Gaccio : peut-on tout dire ?

Bruno Gaccio se lâche-t-il ? Comment cela… vous ne savez donc pas qui est Bruno Gaccio ? Allons, allons, que diable ? Faut-il que je vous le rappelle (merci Wikipédia…)? Soit, alors allons-y : à partir de 1992, année où il est entré à Canal+ (la petite télé, qui monte, qui monte), Gaccio est co-auteur des Guignols de l'info (les petites marionnettes qui se moquent…), avant d'en devenir un peu plus tard le leader. À la mi-janvier 2007, Bruno Gaccio annonce qu'il quittera les marionnettes de Canal+ en juin, après les présidentielles, au terme de 15 années d’écriture.

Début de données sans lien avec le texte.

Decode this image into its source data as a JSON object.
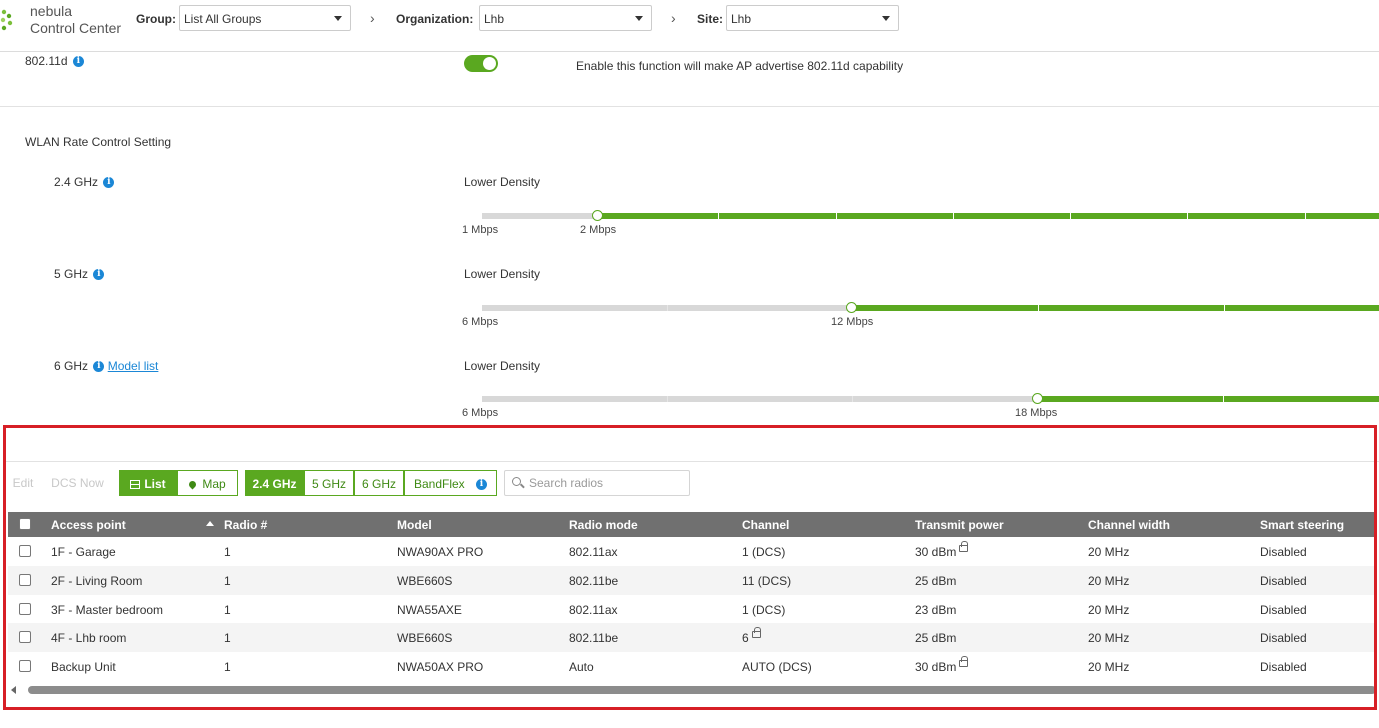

Il garde ses responsabilités au département fiction de la chaîne et devient directeur de La Fabrique. En 2008, il crée Grand Hôtel Productions avec Gilles Galud. Seulement, patatras… En 2010, Gaccio sort un livre avec Dieudonné (le guignol qui ne fait pas rire du tout) Peut-on tout dire ?, sur la liberté d'expression (Editions Mordicus).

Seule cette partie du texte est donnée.